When Route 66 disappeared, numbered highways that spurred off of it didn’t necessarily vanish.  These spurs also follow a system that you see with modern highways.  The easternmost spur from Route 66 was in central Kansas, so it was designated Route 166.  Further west, the next spur was Route 266, etc.  As Route 66 headed farther westward, the first number went higher, and logical progression of the system led to Route 666.

This wasn’t really a problem at first.  Route 666 followed the pattern: it was a spur from Route 66 in western New Mexico, running north through part of Colorado and ending in Utah: nothing unusual.  The problem didn’t start until the 1960s, when hexakosioihexekontahexaphobia [ˌhɛks ə ˈkoʊs i ə ˌhɛks ə koʊnt ə ˌhɛks ə ˈfoʊb i ə] started to catch on.  Hexakosiohexekontahexaphobia is, of course, the fear of the number 666.  Though this number had been in the Revelation of Saint John, the last book of the New Testament, since before the New Testament was organized in the year 323, it was with the rise of horror movies and literature in the 1960s that the superstition surrounding the number 666 started to take root.  (Some biblical scholars say that the belief that 666 is the "Number of the Beast" is the result of a mistranslation, holding that this number is actually 616.  Nevertheless, 666 has taken hold in the popular imagination as the number of the Devil.  In the 1980s, Nancy Reagan even had her local government change the address of her husband's ranch in California, which had a street number of 666.  It was switched to 668 at her request.)

Route 666 started to be called the “Devil’s Highway”, since a lot of people sincerely believed it was cursed.  To support this belief, those who were afraid of the highway would point out that Route 666 had an unusually high number of traffic fatalities on it, which was actually true.  Skeptics would counter that the fatality rate was much higher on the New Mexico stretch of the highway only, and that the highway had been criticized for not being adequately designed to handle the traffic that traveled on it.  Evidence in favor of the skeptics: once the New Mexico stretch was improved, fatalities went down.

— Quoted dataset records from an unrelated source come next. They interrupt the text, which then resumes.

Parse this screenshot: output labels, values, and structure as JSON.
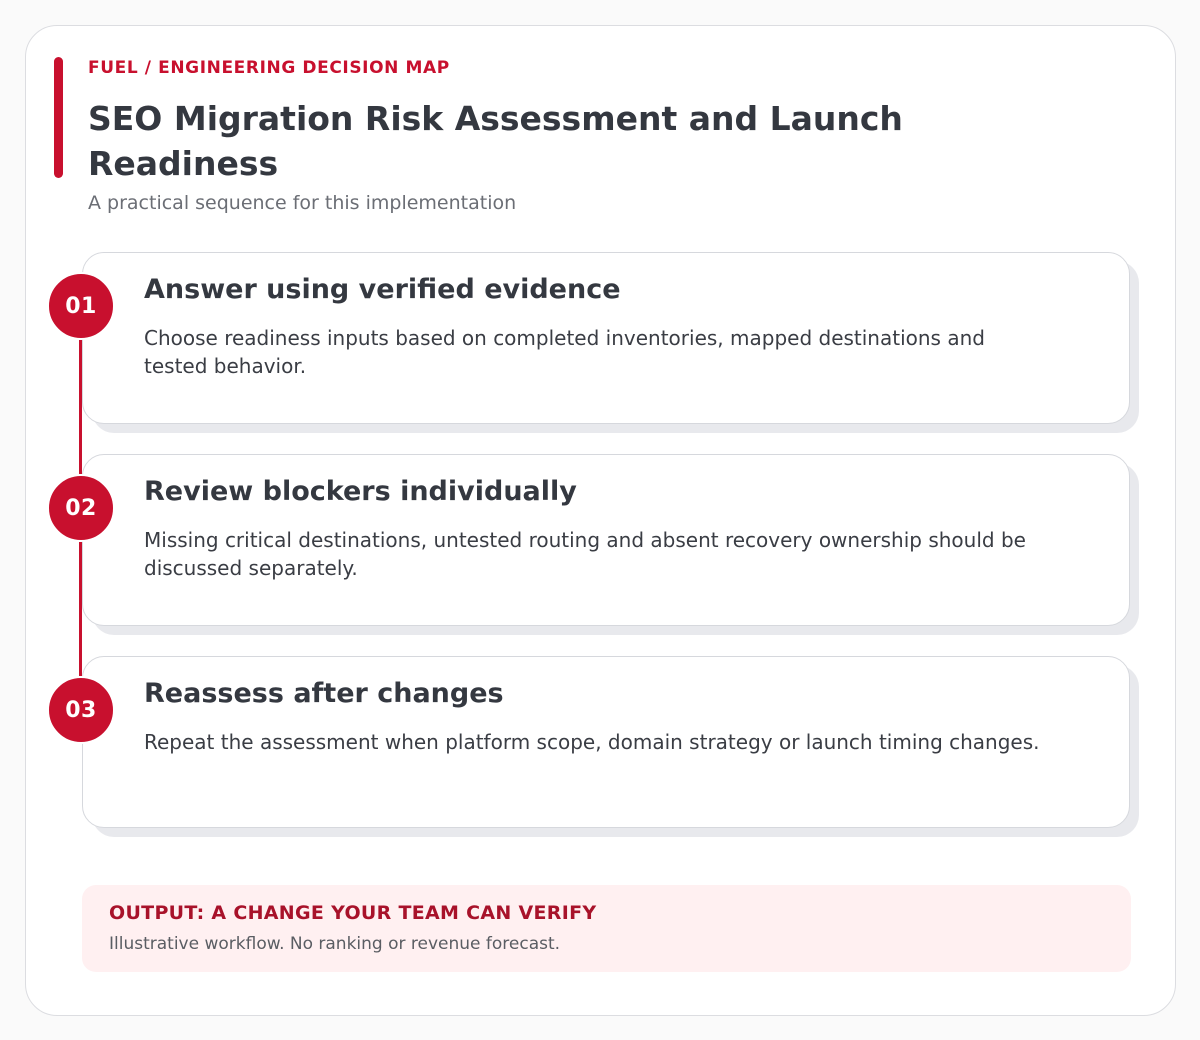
{
  "header": {
    "eyebrow": "FUEL / ENGINEERING DECISION MAP",
    "title": "SEO Migration Risk Assessment and Launch Readiness",
    "subtitle": "A practical sequence for this implementation"
  },
  "steps": [
    {
      "number": "01",
      "title": "Answer using verified evidence",
      "description": "Choose readiness inputs based on completed inventories, mapped destinations and tested behavior."
    },
    {
      "number": "02",
      "title": "Review blockers individually",
      "description": "Missing critical destinations, untested routing and absent recovery ownership should be discussed separately."
    },
    {
      "number": "03",
      "title": "Reassess after changes",
      "description": "Repeat the assessment when platform scope, domain strategy or launch timing changes."
    }
  ],
  "output": {
    "title": "OUTPUT: A CHANGE YOUR TEAM CAN VERIFY",
    "note": "Illustrative workflow. No ranking or revenue forecast."
  },
  "colors": {
    "accent": "#c8102e",
    "output_background": "#fff0f1",
    "text": "#343840"
  }
}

One problem that both skeptics and hexakosioihexekontahexaphobiacs agreed on was that theft of Route 666 signs was a problem.  Theft of highway signs is a problem everywhere, but as you can imagine, Route 666 signs were particularly popular targets for thieves.  Between these thefts and the growing complaints from people who were afraid of the number 666, the Department of Transportation finally gave in and changed the number to U. S. 491.  Sign theft has declined, and so have traffic fatalities—though the New Mexico Highway Patrol is quick to point out that highway fatalities are still high on the sections of the road that remain unimproved.  These sections remain unimproved as a result of Congress blocking the spending on highway improvements in the American Recovery and Reinvestment Act (also known as “the stimulus”), initially passed in 2009.  How can now-Route 491 finally be improved?  Well, the devil is in the details.